The Kinect information is mixed with footage from a normal digital camera that provides the colors visible in the final product. That mixing happens with James George's RGBD Toolkit. The software allows the user to make shots and compositions that were before impossible because it makes the camera's physical position in space irrelevant. RGBD uses the Kinect data to render an imagined shot from any angle, tracking at any speed in any direction, and zoomed in to any degree. That's why it's possible for Gomez-Arias to arrange a shot through the bed sheet, or grab a between-the-legs close-up without ever shifting the camera.
Gomez-Arias obviously appreciates the technological capabilities of the Kinect in terms of filmmaking, but it was philosophy that originally led him to the idea to shoot pornography. He decided to make a video that reflected on a quote from the philosophers Felix Guattari and Gilles Deleuze's book, A Thousand Plateaus: “Every love is an exercise in depersonalization on a body without organs yet to be formed”.
Alejandro Gomez-Arias has developed a focused expertise in a broad diversity of media, including video, actions, and drawing, which is ultimately presented as objects and installation art. Through his pursuit to present his artwork to a broad audience, he has had exhibitions in different art spaces in Mexico; Medios entre Múltiples narrativas, Galería Metropolitana UAM, D.F., 2015; CACAO, Museo Universitario del Chopo, D.F., 2013; Mitos Oficiales, IAGO Juárez, Oaxaca, México; Argentina FIVA International Video Art Festival, B.A., Germany, Köln Unlimited Kurzfilmfestival 7; Mexico//The Future is Unwritten, Palazzo Cinni, Venice, Italy, 56. Esposizione Internazionale d'Arte di Venezia, 2015; Cuba (La Habana), USA (NYC).

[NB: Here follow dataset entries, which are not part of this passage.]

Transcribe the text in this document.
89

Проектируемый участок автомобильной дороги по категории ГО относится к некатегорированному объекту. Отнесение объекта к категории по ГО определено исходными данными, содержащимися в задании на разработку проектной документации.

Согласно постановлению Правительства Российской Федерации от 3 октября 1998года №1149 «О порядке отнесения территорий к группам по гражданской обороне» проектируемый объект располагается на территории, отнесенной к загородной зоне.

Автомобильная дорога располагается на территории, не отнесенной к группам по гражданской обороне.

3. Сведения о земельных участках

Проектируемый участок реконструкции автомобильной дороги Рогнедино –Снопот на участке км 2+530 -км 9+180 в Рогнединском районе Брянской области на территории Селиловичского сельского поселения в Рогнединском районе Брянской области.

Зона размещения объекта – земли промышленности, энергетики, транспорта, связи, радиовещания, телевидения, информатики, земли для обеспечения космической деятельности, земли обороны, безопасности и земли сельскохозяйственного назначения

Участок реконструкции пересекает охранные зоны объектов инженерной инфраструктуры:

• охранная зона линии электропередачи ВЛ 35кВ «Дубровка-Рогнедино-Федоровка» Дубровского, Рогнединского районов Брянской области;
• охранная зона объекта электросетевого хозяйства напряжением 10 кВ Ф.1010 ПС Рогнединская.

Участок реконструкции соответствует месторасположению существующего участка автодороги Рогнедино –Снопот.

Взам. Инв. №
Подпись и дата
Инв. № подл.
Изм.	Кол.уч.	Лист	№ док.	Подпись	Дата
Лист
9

He has a Bachelor's degree in Fine Arts from the National School of Arts, as well as a Master's degree, made possible by a scholarship in Site Specific Art at the National Autonomous University of Mexico (UNAM). Gomez-Arias has also been awarded with two of the most important awards in Mexico, the National Prize for Young Art (2008)—which recognizes promising young talent—and the FONCA Young Creators Scholarship (2013-2014). He is currently based in Mexico City.